Hyperparallel transistor, router and dynamic random access memory with unity fidelities

TL;DR

This paper proposes theoretically designed hyperparallel optical quantum devices, including a transistor, router, and DRAM, utilizing polarization and spatial degrees of freedom to enhance efficiency, capacity, and robustness against imperfections.

Contribution

It introduces novel hyperparallel quantum optical elements that achieve unity fidelity considering real-world imperfections, advancing quantum information processing capabilities.

Findings

Unity fidelities achieved despite side leakage and birefringence.

Hyperparallel design enhances channel capacity and resource efficiency.

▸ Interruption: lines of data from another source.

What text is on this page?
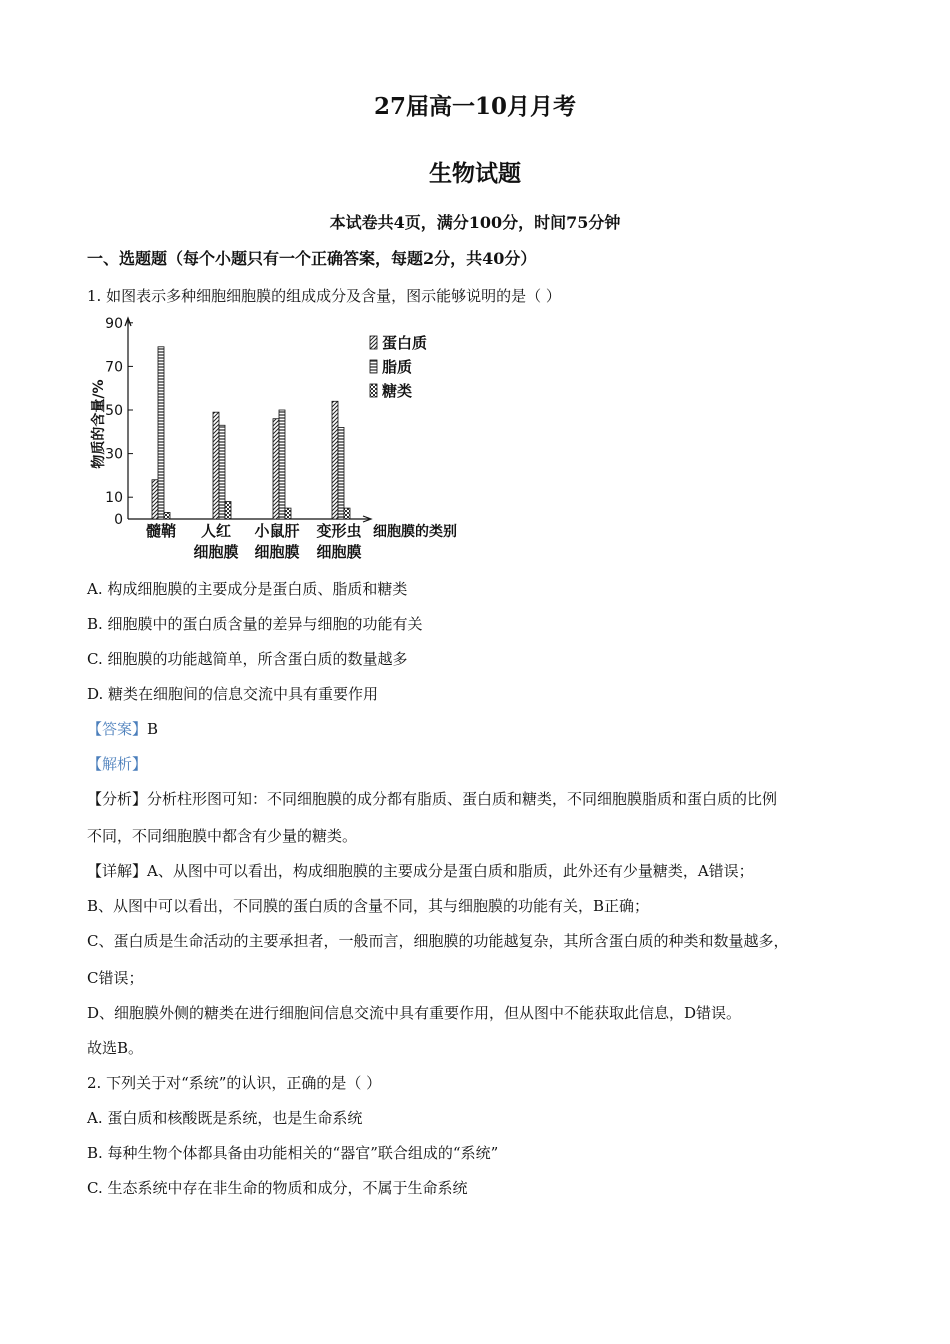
27届高一10月月考
生物试题
本试卷共4页，满分100分，时间75分钟
一、选题题（每个小题只有一个正确答案，每题2分，共40分）
1. 如图表示多种细胞细胞膜的组成成分及含量，图示能够说明的是（ ）
0
10
30
50
70
90
髓鞘 人红
细胞膜
小鼠肝
细胞膜
变形虫
细胞膜
物质的含量/%
细胞膜的类别
蛋白质
脂质
糖类
A. 构成细胞膜的主要成分是蛋白质、脂质和糖类
B. 细胞膜中的蛋白质含量的差异与细胞的功能有关
C. 细胞膜的功能越简单，所含蛋白质的数量越多
D. 糖类在细胞间的信息交流中具有重要作用
【答案】B
【解析】
【分析】分析柱形图可知：不同细胞膜的成分都有脂质、蛋白质和糖类，不同细胞膜脂质和蛋白质的比例
不同，不同细胞膜中都含有少量的糖类。
【详解】A、从图中可以看出，构成细胞膜的主要成分是蛋白质和脂质，此外还有少量糖类，A错误；
B、从图中可以看出，不同膜的蛋白质的含量不同，其与细胞膜的功能有关，B正确；
C、蛋白质是生命活动的主要承担者，一般而言，细胞膜的功能越复杂，其所含蛋白质的种类和数量越多，
C错误；
D、细胞膜外侧的糖类在进行细胞间信息交流中具有重要作用，但从图中不能获取此信息，D错误。
故选B。
2. 下列关于对“系统”的认识，正确的是（ ）
A. 蛋白质和核酸既是系统，也是生命系统
B. 每种生物个体都具备由功能相关的“器官”联合组成的“系统”
C. 生态系统中存在非生命的物质和成分，不属于生命系统
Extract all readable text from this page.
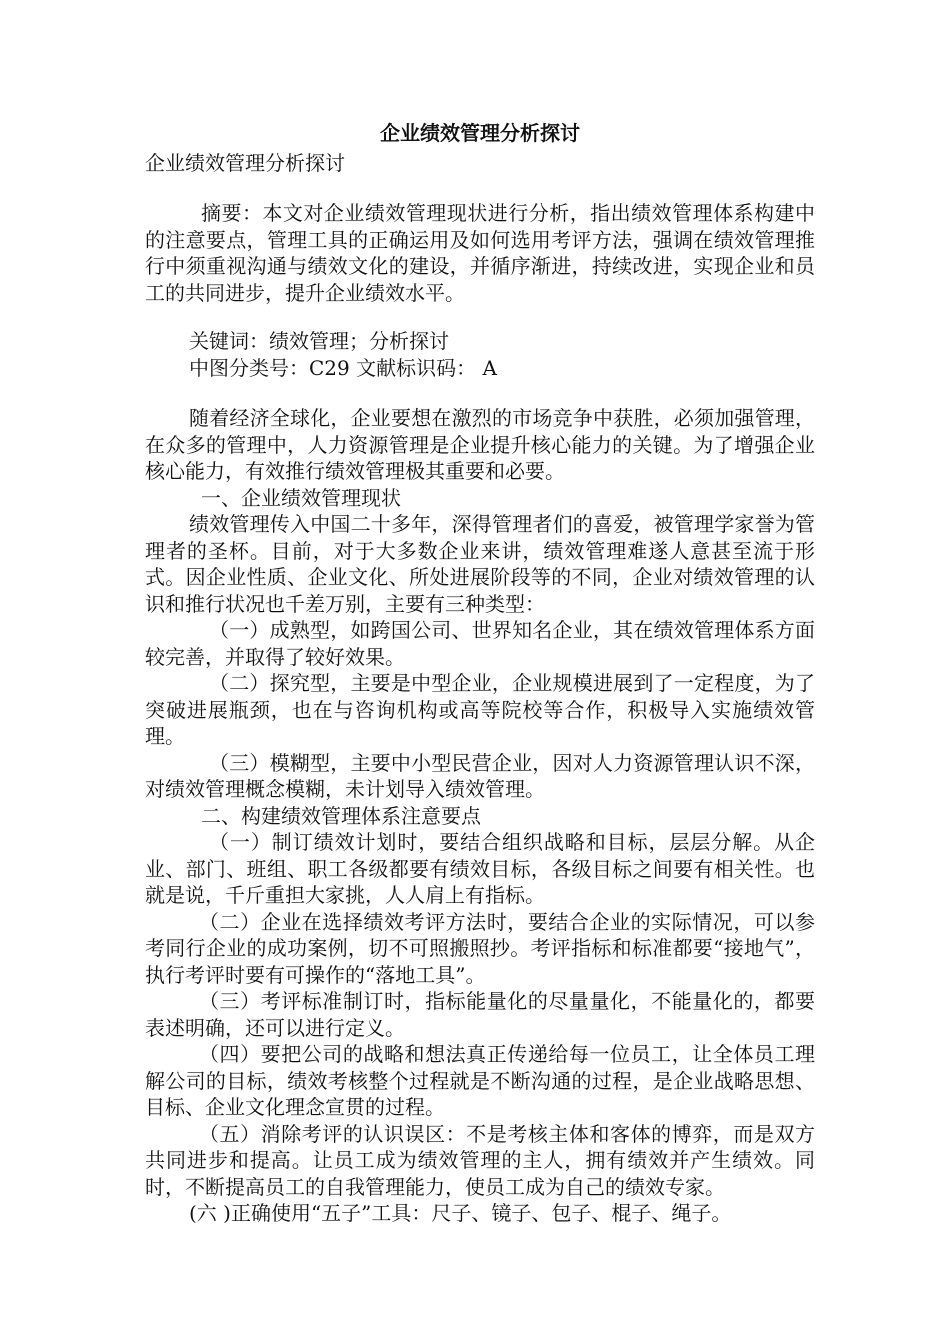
企业绩效管理分析探讨

企业绩效管理分析探讨

摘要：本文对企业绩效管理现状进行分析，指出绩效管理体系构建中的注意要点，管理工具的正确运用及如何选用考评方法，强调在绩效管理推行中须重视沟通与绩效文化的建设，并循序渐进，持续改进，实现企业和员工的共同进步，提升企业绩效水平。

关键词：绩效管理；分析探讨

中图分类号：C29 文献标识码： A

随着经济全球化，企业要想在激烈的市场竞争中获胜，必须加强管理，在众多的管理中，人力资源管理是企业提升核心能力的关键。为了增强企业核心能力，有效推行绩效管理极其重要和必要。

一、企业绩效管理现状

绩效管理传入中国二十多年，深得管理者们的喜爱，被管理学家誉为管理者的圣杯。目前，对于大多数企业来讲，绩效管理难遂人意甚至流于形式。因企业性质、企业文化、所处进展阶段等的不同，企业对绩效管理的认识和推行状况也千差万别，主要有三种类型：

（一）成熟型，如跨国公司、世界知名企业，其在绩效管理体系方面较完善，并取得了较好效果。

（二）探究型，主要是中型企业，企业规模进展到了一定程度，为了突破进展瓶颈，也在与咨询机构或高等院校等合作，积极导入实施绩效管理。

（三）模糊型，主要中小型民营企业，因对人力资源管理认识不深，对绩效管理概念模糊，未计划导入绩效管理。

二、构建绩效管理体系注意要点

（一）制订绩效计划时，要结合组织战略和目标，层层分解。从企业、部门、班组、职工各级都要有绩效目标，各级目标之间要有相关性。也就是说，千斤重担大家挑，人人肩上有指标。

（二）企业在选择绩效考评方法时，要结合企业的实际情况，可以参考同行企业的成功案例，切不可照搬照抄。考评指标和标准都要“接地气”，执行考评时要有可操作的“落地工具”。

（三）考评标准制订时，指标能量化的尽量量化，不能量化的，都要表述明确，还可以进行定义。

（四）要把公司的战略和想法真正传递给每一位员工，让全体员工理解公司的目标，绩效考核整个过程就是不断沟通的过程，是企业战略思想、目标、企业文化理念宣贯的过程。

（五）消除考评的认识误区：不是考核主体和客体的博弈，而是双方共同进步和提高。让员工成为绩效管理的主人，拥有绩效并产生绩效。同时，不断提高员工的自我管理能力，使员工成为自己的绩效专家。

(六 )正确使用“五子”工具：尺子、镜子、包子、棍子、绳子。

Robust schemes effective against cavity imperfections.

Abstract

We theoretically implement some hyperparallel optical elements, including quantum single photon transistor, router, and dynamic random access memory (DRAM). The inevitable side leakage and the imperfect birefringence of the quantum dot (QD)-cavity mediates are taken into account, and unity fidelities of our optical elements can be achieved. The hyperparallel constructions are based on polarization and spatial degrees of freedom (DOFs) of the photon to increase the parallel efficiency, improve the capacity of channel, save the quantum resources, reduce the operation time, and decrease the environment noises. Moreover, the practical schemes are robust against the side leakage and the coupling strength limitation in the microcavities.